DSPy â· #general (19 messagesđ„):
DSPy runners, TextGrad Optimizer, Custom LM Concurrency, DAIS Session Write-Up, BootstrapFewShot Optimizer
- Run DSPy anywhere with JSON definitions: A member is thinking about building DSPy ârunnersâ that take the saved JSON definition and runs the compiled program, enabling cross-language functionality, like Swift leveraging a compiled program via a managed API.
- Another member expressed interest but questioned how program logic not captured in the JSON output (like signature and module) would be handled, pondering how a program could be serialized.
- TextGrad optimizer awaiting updates: A member inquired about updates on adding TextGrad as an optimizer for DSPy, referencing issue #1197 on GitHub which has been open for nearly a year.
- The member expressed enthusiasm for TextGrad due to its effectiveness in optimizing complex prompts and asked if anyone had âhacksâ for incorporating it into DSPy.
- Model writes prompts at DAIS session: A member shared a write-up of their session at DAIS this week, titled âLet the Model Write the Promptâ, available on their website.
- In a follow-up, a member inquired about a recording of the session, to which the first member replied with a YouTube link.
- DeepSeek R1 7B Struggles with DSPy Optimization: A member reported suboptimal optimization results using DeepSeek R1 7B in a DSPy-Text2SQL demo, compared to GPT-4o-mini and sought suggestions for improvement following attempts with LabeledFewShot and BootstrapFewShotWithRandomSearch.
- Another member suggested that providing more information about the schema could potentially enhance the performance of DeepSeek R1 7B.
- BootstrapFewShot Optimizerâs Use Cases: A member sought to understand how BootstrapFewShot optimizer works, particularly for classification use cases, questioning the handling of ground truth for bootstrapped inputs.
- Another member explained that one can use anything as a metric as long as it returns a bool, an int or a float (and higher is better).
LLM Agents (Berkeley MOOC) â· #mooc-questions (8 messagesđ„):
Certificates, Assignment Selection, MOOC Quiz Archive
- Certificates Coming Mid-July!: A user inquired about the distribution of certificates, to which a member responded that certificates will be released in mid July.
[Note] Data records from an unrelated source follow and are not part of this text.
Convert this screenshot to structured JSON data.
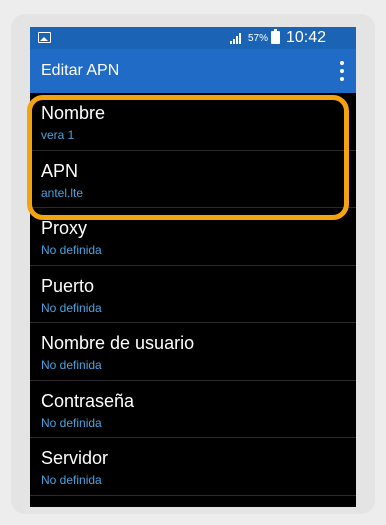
{
  "statusbar": {
    "battery_pct": "57%",
    "time": "10:42",
    "icons": [
      "image-icon",
      "signal-icon",
      "battery-icon"
    ]
  },
  "appbar": {
    "title": "Editar APN",
    "menu_icon": "overflow-menu-icon"
  },
  "items": [
    {
      "label": "Nombre",
      "value": "vera 1"
    },
    {
      "label": "APN",
      "value": "antel.lte"
    },
    {
      "label": "Proxy",
      "value": "No definida"
    },
    {
      "label": "Puerto",
      "value": "No definida"
    },
    {
      "label": "Nombre de usuario",
      "value": "No definida"
    },
    {
      "label": "Contraseña",
      "value": "No definida"
    },
    {
      "label": "Servidor",
      "value": "No definida"
    }
  ],
  "colors": {
    "statusbar_bg": "#1b63b5",
    "appbar_bg": "#1f6bc6",
    "value_text": "#4aa3e0",
    "highlight": "#f2a30f",
    "list_bg": "#000000"
  }
}
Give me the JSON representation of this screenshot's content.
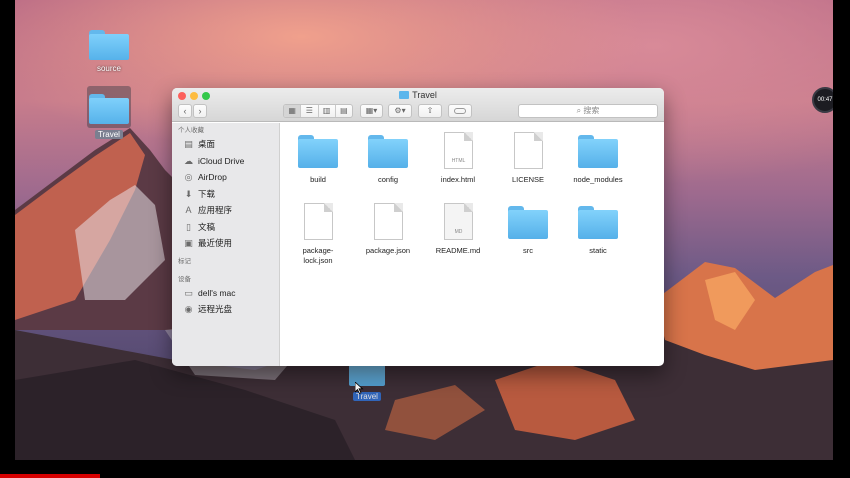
{
  "desktop": {
    "icons": [
      {
        "label": "source"
      },
      {
        "label": "Travel"
      }
    ],
    "dragging_label": "Travel",
    "timer": "00:47"
  },
  "window": {
    "title": "Travel",
    "toolbar": {
      "back": "‹",
      "forward": "›",
      "search_placeholder": "搜索"
    }
  },
  "sidebar": {
    "sections": [
      {
        "header": "个人收藏",
        "items": [
          {
            "label": "桌面",
            "icon": "desktop-icon"
          },
          {
            "label": "iCloud Drive",
            "icon": "cloud-icon"
          },
          {
            "label": "AirDrop",
            "icon": "airdrop-icon"
          },
          {
            "label": "下载",
            "icon": "download-icon"
          },
          {
            "label": "应用程序",
            "icon": "applications-icon"
          },
          {
            "label": "文稿",
            "icon": "documents-icon"
          },
          {
            "label": "最近使用",
            "icon": "recents-icon"
          }
        ]
      },
      {
        "header": "标记",
        "items": []
      },
      {
        "header": "设备",
        "items": [
          {
            "label": "dell's mac",
            "icon": "computer-icon"
          },
          {
            "label": "远程光盘",
            "icon": "disc-icon"
          }
        ]
      }
    ]
  },
  "files": [
    {
      "name": "build",
      "kind": "folder"
    },
    {
      "name": "config",
      "kind": "folder"
    },
    {
      "name": "index.html",
      "kind": "doc",
      "tag": "HTML"
    },
    {
      "name": "LICENSE",
      "kind": "doc",
      "tag": ""
    },
    {
      "name": "node_modules",
      "kind": "folder"
    },
    {
      "name": "package-lock.json",
      "kind": "doc",
      "tag": "",
      "display": [
        "package-",
        "lock.json"
      ]
    },
    {
      "name": "package.json",
      "kind": "doc",
      "tag": ""
    },
    {
      "name": "README.md",
      "kind": "doc",
      "tag": "MD"
    },
    {
      "name": "src",
      "kind": "folder"
    },
    {
      "name": "static",
      "kind": "folder"
    }
  ],
  "colors": {
    "folder": "#6ec3f5",
    "close": "#fc605c",
    "minimize": "#fdbc40",
    "maximize": "#34c84a"
  }
}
- Assignments Passed with Reasonable Effort: A user questioned how to know if they were selected for a certificate or if they passed their assignments.
- A member clarified that email confirmations are sent for each assignment submitted via Google Forms, and as long as everything is completed with reasonable effort, a certificate will be granted.
- MOOC Quiz Archive Linked: A member shared the Spring 2025 MOOC quiz archive, also available on the course website in the Quizzes section.
MLOps @Chipro â· #events (1 messages):
ControlThrive, Outerbounds, ML Consulting
- ControlThrive founder greets community: Servando, the founder of the AI/ML consulting practice ControlThrive controlthrive.com, introduced himself to the community.
- He invited members to connect with him on LinkedIn or X.
- Outerbounds event coming up: Servando announced an upcoming event he is hosting with Eddie from Outerbounds (the team behind the ML infra at Netflix).
- He shared a link to the event and encouraged community members to join.
Codeium (Windsurf) â· #announcements (1 messages):
Claude Sonnet 4 API Access, Anthropic models, API Pricing
- Claude Sonnet 4 models launch: Claude Sonnet 4 and Claude Sonnet 4 (Thinking) are now available to all paid plans via API Pricing.
- Mohanâs hot take on Claude: Mohan retweeted some impressions of Claude on X.